Барону Джеймсу приходится отдать прежде всего ту справедливость, что он был истинным тружеником, а порою даже мучеником своего дела. Описание его рабочего дня заслуживает внимания.

"Кабинетом Ротшильда была громадная комната, в которой он занимал только маленький уголок, в глубине у крайнего окна. Он сидел перед простым бюро из красного дерева, спиной к свету. В пять часов утра он был давно уже за работой, в тот час, когда Париж еще спал; а когда около девяти часов толпа алчущих наживы стекалась в его приемную, его дневной труд был уже окончен. Посреди кабинета у гораздо больших бюро два сына и зять помогали ему, почти все время на ногах и суетясь в толпе служащих. Но это было внутреннее движение банкирского дома. Улица лишь проходила всю комнату и обращалась только к нему, к хозяину, в его скромном уголке, а он с бесстрастным и угрюмым видом в продолжение целых часов вплоть до завтрака встречал всех легким поклоном и только иногда, когда хотел быть очень любезным, – коротким словом.

Появилась длинная процессия биржевых маклеров. Они входили по пятам друг за другом, вытаскивая из кармана сюртука все ту же небольшую таблицу курса, и подавали ее с тем же почтительным и умоляющим видом банкиру, ожидая приказания купить или продать. Их прошло уже десять, двадцать, и банкир брал каждый раз таблицу, бросал на нее взгляд и подавал обратно: ничто не могло сравниться с его терпеньем, кроме разве его полнейшего бесстрастного равнодушия под этим градом сыпавшихся со всех сторон предложений.

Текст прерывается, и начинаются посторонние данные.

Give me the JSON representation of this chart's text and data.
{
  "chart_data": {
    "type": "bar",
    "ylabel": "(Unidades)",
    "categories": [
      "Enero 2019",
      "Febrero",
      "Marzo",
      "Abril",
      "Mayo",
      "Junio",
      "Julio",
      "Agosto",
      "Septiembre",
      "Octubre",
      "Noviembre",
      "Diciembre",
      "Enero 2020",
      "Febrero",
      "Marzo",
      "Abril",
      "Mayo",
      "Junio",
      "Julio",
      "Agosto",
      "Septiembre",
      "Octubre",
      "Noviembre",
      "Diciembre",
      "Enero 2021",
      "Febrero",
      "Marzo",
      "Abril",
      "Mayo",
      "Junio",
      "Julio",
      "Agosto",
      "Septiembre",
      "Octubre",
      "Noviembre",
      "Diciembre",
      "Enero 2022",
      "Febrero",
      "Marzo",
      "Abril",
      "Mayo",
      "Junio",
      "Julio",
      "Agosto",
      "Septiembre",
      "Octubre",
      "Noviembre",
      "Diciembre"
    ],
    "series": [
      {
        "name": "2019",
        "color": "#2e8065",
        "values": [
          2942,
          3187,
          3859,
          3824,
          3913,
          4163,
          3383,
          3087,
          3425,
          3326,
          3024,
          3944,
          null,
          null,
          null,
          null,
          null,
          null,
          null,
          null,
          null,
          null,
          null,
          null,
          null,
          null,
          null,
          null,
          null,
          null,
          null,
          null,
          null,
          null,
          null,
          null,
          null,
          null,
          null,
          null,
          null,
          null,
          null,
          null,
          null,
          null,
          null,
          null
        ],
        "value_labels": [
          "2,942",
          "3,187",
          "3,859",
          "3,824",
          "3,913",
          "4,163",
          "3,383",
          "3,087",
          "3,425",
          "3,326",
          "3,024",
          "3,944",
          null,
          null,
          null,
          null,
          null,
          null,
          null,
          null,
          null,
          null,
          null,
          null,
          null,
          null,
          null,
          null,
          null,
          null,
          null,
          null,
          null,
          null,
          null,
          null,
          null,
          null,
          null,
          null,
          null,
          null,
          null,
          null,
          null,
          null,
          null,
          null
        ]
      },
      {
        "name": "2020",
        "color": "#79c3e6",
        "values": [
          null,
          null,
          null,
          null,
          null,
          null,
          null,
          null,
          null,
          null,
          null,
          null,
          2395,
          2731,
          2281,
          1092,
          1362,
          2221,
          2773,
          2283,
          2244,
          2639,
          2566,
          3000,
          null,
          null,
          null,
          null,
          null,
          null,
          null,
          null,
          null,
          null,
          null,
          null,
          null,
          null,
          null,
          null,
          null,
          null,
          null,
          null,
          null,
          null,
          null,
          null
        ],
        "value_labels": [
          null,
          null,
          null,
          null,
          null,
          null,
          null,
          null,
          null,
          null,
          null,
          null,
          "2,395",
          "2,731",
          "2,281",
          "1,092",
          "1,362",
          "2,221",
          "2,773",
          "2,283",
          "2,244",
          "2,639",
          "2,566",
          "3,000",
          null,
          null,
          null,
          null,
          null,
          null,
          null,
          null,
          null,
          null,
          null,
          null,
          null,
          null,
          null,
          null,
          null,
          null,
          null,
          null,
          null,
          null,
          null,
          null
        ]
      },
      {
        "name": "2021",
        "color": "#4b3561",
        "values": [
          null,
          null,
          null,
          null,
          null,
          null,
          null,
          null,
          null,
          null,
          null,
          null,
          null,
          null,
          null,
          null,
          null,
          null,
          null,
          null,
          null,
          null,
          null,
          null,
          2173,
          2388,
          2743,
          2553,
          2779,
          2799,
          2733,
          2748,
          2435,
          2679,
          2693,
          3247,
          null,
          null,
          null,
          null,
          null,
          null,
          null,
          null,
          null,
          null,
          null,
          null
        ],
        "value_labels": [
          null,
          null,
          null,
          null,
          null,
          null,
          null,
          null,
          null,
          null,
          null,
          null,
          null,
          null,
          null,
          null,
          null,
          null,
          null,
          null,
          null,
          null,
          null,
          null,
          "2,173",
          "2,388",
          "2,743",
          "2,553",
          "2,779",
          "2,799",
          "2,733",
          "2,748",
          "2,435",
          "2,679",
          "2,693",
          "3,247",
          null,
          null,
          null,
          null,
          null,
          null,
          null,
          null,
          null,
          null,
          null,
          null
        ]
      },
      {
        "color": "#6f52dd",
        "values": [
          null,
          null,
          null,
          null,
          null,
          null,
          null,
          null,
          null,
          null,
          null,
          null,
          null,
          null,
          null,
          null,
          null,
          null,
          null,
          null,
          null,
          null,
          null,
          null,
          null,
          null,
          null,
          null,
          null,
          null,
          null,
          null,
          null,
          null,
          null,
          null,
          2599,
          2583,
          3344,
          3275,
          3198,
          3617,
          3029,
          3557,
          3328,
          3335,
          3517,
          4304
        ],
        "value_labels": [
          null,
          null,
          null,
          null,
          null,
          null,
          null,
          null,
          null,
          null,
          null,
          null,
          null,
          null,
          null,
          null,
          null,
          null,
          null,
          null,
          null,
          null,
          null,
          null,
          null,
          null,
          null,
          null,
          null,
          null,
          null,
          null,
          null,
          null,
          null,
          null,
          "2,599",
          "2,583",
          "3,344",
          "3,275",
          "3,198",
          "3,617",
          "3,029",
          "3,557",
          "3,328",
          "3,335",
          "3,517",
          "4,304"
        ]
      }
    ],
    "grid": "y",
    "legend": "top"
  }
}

Наблюдатель мог спросить себя, зачем Ротшильд принимал весь этот народ? Очевидно, владея способностью уединяться, погружаться в себя, он продолжал думать, не говоря уже про то, что это был заведенный порядок, ежедневный обзор рынка, в котором он всегда находил пусть ничтожную, но прибыль. Он очень запальчиво сбавил восемьдесят франков со счета одного биржевого агента, которому дал накануне приказ и который действительно обкрадывал его. Потом пришел один торговец редкостями с золотым эмалированным ящиком прошлого столетия; вещь была частью реставрирована, и банкир сейчас же почуял подделку. Потом две дамы, одна старая с птичьим носом, другая молодая, очень красивая брюнетка; они хотели показать ему у себя комод Людовика XV, он наотрез отказался идти смотреть. Потом ювелир принес показать рубины; какие-то два изобретателя с проектами; англичане, немцы, итальянцы... – все национальности обоих полов. А процессия маклеров все продолжалась, наполняла другие помещения, с повторением тех же жестов и с тем же механическим представлением биржевых курсов, между тем как по мере приближения часа открытия биржи служащие чаще входили в комнату, принося деньги или бумаги для подписи.

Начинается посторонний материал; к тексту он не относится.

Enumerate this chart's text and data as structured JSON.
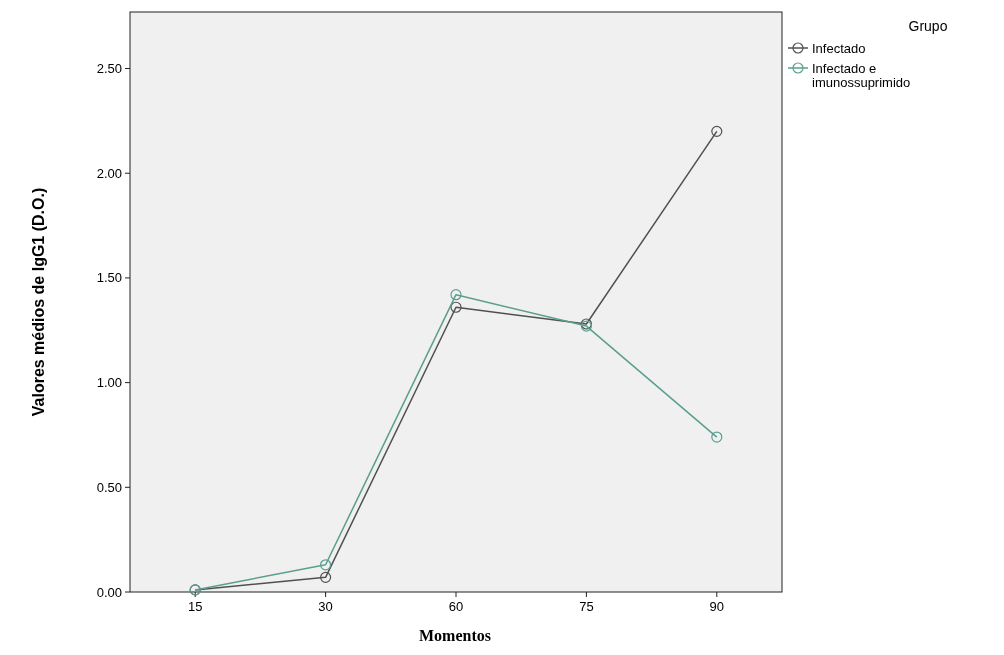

Но шум стал невыносимым, когда в комнату влетел маленький, лет пяти-шести, мальчик верхом на палочке и с трубой, в которую он дул изо всех сил. Вслед за ним прибежали две девочки, одна восьми, другая трех лет, и, обступив кресло деда, дергали его за руки, вешались ему на шею, а он выносил все это терпеливо, целуя их со свойственной евреям страстной любовью к семье, к многочисленному, составляющему их силу, потомству.

В это время один из служащих, введя в комнату высокого молодого блондина, назвал Ротшильду шепотом какое-то имя. Банкир встал, впрочем, нисколько не спеша, и отошел с посетителем к другому окну, между тем как один из сыновей продолжал принимать вместо него маклеров и биржевых агентов.